Sarà un mese di grande musica: il primo album di inediti di Dylan da otto anni, il pop delle Haim, i ritmi di Clap! Clap!, il rock deviato di Jehnny Beth, il folk di Phoebe Bridgers, i suoni ai confini della realtà di Arca

Bob Dylan

Foto: Harry Scott/Redferns

Sarà un mese di grande musica, sicuramente di musica varia. Salvo rinvii dell’ultimo momento che negli ultimi tempi sono all’ordine del giorno, ascolteremo il primo album di inediti di Bob Dylan da otto anni a questa parte, il pop brillante delle Haim, i ritmi nati da registrazioni sul campo di Clap! Clap!, il rock deviato di Jehnny Beth, il folk di Phoebe Bridgers, i suoni ai confini della realtà di Arca, il ritorno di Sonic Boom e quello di Paul Weller. Ma anche le “canzoni randagie” di Norah Jones, il rap vecchia scuola dei Run the Jewels affiancati da grandi ospiti, il rock slabbrato dei No Age, il tributo dei Built to Spill a Daniel Johnston, l’album perduto di Neil Young e molto altro.

“All Things Being Equal” di Sonic Boom (5 giugno)

Un singolo dedicato all’immaginazione con un video pieno di forme digitali che si intrecciano tra di loro, l’ex membro di una band di culto e riferimenti musicali vecchi e nuovi: All Things Being Equal, ritorno da solista di Sonic Boom (nome d’arte di Peter Kember, ex Spacemen 3) a 30 anni da Spectrum, ha tutte le carte in regola per dare un tocco psichedelico all’inizio del mese.

“Run the Jewels 4” di Run the Jewels (5 giugno)

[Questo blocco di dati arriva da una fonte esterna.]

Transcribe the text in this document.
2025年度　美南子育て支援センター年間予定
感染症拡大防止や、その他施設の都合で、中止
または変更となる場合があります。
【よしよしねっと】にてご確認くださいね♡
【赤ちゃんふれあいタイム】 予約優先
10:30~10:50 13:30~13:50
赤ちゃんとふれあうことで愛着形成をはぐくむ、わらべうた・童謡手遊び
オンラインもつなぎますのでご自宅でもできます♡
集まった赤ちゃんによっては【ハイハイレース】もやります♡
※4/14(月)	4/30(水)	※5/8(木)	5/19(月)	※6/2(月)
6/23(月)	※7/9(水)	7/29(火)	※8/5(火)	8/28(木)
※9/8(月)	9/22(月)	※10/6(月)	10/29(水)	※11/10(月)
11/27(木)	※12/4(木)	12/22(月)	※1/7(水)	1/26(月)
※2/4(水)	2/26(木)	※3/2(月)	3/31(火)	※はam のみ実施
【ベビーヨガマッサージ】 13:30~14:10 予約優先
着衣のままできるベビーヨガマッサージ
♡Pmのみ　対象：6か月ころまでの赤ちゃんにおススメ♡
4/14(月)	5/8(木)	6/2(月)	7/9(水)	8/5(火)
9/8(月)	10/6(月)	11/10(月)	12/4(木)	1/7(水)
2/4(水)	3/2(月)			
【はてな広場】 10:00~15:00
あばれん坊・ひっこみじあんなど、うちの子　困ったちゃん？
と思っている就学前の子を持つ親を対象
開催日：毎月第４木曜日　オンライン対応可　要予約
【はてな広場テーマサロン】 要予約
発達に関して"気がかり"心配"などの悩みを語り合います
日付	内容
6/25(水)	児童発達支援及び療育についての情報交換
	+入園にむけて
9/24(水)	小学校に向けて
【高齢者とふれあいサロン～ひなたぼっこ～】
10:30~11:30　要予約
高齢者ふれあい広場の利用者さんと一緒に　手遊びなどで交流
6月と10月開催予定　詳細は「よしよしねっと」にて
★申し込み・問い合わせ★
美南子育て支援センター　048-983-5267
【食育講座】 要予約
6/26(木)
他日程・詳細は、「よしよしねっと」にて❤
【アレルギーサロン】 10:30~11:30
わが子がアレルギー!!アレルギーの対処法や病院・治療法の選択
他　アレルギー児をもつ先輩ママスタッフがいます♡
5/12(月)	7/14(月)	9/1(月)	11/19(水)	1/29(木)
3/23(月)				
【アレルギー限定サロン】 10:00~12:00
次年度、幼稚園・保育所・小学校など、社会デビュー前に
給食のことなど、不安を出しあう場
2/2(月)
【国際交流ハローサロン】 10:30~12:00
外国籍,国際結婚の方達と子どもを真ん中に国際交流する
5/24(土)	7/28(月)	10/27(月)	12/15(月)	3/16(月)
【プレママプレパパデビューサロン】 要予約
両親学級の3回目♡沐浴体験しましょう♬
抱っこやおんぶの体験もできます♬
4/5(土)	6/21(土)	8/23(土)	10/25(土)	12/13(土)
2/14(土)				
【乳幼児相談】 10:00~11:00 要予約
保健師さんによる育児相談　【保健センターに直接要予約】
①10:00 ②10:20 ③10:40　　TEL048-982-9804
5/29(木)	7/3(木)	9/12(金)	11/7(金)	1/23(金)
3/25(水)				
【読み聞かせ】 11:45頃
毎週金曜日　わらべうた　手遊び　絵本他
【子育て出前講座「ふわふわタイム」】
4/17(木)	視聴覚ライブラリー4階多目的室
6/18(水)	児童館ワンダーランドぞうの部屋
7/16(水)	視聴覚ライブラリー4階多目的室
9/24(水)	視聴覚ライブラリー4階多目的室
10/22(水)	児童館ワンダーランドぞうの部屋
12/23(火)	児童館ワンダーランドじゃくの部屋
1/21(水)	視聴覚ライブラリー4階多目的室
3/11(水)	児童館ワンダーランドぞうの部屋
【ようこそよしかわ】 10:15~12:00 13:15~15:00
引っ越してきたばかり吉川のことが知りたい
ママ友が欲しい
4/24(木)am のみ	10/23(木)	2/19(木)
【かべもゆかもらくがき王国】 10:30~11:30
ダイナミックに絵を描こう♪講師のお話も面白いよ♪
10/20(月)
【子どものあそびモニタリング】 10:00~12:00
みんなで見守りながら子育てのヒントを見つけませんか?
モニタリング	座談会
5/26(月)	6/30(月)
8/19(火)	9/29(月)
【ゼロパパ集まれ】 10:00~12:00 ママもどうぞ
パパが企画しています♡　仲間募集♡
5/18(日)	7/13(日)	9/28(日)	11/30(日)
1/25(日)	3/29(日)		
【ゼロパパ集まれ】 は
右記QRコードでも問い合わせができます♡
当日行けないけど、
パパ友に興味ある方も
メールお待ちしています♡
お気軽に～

Se il dominio di trap e Soundcloud rap vi ha stancato, il 5 giugno tornano le sonorità old school dei Run the Jewels, che pubblicheranno finalmente il loro quarto album. Prodotto da Rick Rubin e registrato tra lo Shangri-La Studio di Malibu e l’Electric Lady di New York, Run the Jewels 4 promette di essere un disco «arrabbiato, rozzo, divertente e sporco». Anche la lista degli ospiti promette bene: DJ Premier, 2 Chainz, Pharrell Williams, Zack de la Rocha, Mavis Staples e Josh Homme.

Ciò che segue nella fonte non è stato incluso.